Nature’s report Jim Giles (he of the ‘Wikipedia only a little bit less accurate than Britannica‘ story and recent winner of the Association of British Science Writers award for best feature in 2005) did a bit of investigation of a four year old issue of Nature. He looked at the research articles and saw how they had been cited and how they had been followed up.

impact of the papers has also been within the normal range: a handful have been referenced hundreds of times each, but most have notched up only a few tens of citations.

Jim went a bit deeper than citation though, going back to the authors of the papers, and others in the fields to ask whether the results hade been reproduced or independently replicated. Some had been repeated, some had been corroborated (you can’t repeat the description of a fossil!) but some hadn’t.

For example there was a paper reporting “the first time, to have seen H3+ ions in the disk of gas and dust surrounding a young star” (Brittain, S. D. & Rettig, T. W. Nature 418, 57-59; 2002), some of whose conclusions haven’t been supported by subsequent work and whose authors “promote our very tentative interpretation that the unidentified lines might be H3+“. Then there was a paper on the production of “fully functioning stem cells from adult human bone marrow” (Jiang, Y. et al. Nature 418, 41-49; 2002) which should have revolutionised stem cell research but instead s proving very difficult to employ outside the original lab.

The crucial point to my mind is that the average reader would know nothing of these subsequent developments from looking at this relatively recent issue of Nature, even the online version. Indeed the stem cell and H3+ articles were featured on the cover. You need to be working in the area or do the kind of extensive research that Jim performed to find out what has turned out to be gold and what merely glistered.

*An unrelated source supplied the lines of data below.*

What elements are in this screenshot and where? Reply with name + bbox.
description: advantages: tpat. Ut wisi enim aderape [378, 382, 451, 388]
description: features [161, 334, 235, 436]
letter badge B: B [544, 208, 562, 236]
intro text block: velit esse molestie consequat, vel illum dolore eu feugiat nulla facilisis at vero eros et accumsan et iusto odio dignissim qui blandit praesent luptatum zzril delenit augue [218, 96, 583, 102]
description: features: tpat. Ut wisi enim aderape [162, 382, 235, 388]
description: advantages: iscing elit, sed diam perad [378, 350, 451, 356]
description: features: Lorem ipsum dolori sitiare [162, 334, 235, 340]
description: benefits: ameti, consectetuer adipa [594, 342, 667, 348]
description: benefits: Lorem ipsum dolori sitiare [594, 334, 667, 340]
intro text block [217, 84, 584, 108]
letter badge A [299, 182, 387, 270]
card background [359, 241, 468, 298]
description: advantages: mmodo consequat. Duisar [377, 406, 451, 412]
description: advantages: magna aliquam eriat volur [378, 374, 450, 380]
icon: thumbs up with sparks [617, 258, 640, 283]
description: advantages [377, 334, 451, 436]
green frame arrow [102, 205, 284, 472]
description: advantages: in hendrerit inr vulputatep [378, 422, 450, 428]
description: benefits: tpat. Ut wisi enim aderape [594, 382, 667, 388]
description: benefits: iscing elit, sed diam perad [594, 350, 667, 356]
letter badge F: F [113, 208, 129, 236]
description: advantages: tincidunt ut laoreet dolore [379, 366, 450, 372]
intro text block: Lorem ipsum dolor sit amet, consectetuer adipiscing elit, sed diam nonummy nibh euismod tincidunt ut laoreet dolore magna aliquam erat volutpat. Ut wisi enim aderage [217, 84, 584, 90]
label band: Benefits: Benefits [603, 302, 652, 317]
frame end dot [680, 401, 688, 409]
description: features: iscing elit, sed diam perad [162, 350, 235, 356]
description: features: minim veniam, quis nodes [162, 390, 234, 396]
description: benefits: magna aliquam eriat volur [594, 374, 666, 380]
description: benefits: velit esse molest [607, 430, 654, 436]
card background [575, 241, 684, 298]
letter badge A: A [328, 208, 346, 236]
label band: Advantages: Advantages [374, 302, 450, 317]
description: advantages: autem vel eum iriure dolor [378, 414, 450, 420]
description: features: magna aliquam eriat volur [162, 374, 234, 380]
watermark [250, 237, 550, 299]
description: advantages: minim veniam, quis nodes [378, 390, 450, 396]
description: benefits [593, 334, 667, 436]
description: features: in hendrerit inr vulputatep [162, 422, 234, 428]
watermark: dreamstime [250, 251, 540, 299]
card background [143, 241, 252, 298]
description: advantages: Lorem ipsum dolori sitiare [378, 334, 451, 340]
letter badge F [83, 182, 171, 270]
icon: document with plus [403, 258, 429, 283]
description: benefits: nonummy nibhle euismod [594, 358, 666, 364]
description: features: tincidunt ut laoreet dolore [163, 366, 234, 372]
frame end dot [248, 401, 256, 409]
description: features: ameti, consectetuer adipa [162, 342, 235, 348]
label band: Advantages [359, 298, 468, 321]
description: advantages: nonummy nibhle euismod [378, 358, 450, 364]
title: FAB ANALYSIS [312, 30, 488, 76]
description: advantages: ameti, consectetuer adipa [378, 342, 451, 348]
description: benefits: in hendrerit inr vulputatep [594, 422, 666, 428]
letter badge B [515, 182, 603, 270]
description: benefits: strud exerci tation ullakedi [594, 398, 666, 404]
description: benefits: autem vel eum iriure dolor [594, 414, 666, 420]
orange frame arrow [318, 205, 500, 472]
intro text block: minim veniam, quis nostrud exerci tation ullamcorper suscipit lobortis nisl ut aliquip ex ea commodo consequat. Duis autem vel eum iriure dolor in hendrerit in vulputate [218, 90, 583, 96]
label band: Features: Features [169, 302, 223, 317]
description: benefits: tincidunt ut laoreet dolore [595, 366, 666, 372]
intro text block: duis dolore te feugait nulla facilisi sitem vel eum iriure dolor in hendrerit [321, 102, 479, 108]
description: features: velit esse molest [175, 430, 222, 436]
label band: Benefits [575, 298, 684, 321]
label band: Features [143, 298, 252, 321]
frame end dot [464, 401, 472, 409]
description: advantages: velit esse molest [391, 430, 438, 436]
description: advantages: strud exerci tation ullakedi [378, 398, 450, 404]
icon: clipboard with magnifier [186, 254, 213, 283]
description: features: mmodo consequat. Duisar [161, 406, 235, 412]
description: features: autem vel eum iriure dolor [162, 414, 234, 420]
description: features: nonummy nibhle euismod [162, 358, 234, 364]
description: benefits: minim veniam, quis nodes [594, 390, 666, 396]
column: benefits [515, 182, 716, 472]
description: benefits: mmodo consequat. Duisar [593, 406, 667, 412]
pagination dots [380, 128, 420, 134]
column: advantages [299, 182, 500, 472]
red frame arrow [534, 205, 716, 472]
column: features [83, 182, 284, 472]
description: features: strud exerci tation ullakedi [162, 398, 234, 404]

Jim has talked to a number of people like Harry Collins, at Cardiff University, Michael Ronemus, from Cold Spring Harbor Protocols; Jacques Distler, at the University of Texas, oh yes and me, asking what might be done to improve the situation. As you would expect I wanted much more integration of the literature with discussion about the literature. That way papers can be continuously assessed and statused. Papers whose promise was not fulfilled will not mislead, slow burners can attain their due prominence.

Rather pleasingly the people Jim spoke to had broadly similar views to mine so I can leave Jim to sum up:

Forty years ago, the Nobel-prizewinning immunologist Peter Medawar declared that all scientific papers were frauds, inasmuch as they describe research as a smooth transition from hypothesis through experiments to conclusions, when the truth is always messier than that. Comments, blogs and trackbacks, by expanding the published realm beyond the limits of the traditional paper, may make the scientific literature a little less fraudulent in Medawar’s sense, and in the more general one. They could also help the many frustrated scientists struggling to reproduce claims when, perhaps, they should not be bothering. Replication, for all its conceptual importance, is a messy, social business; it may be that it needs a messy, social medium.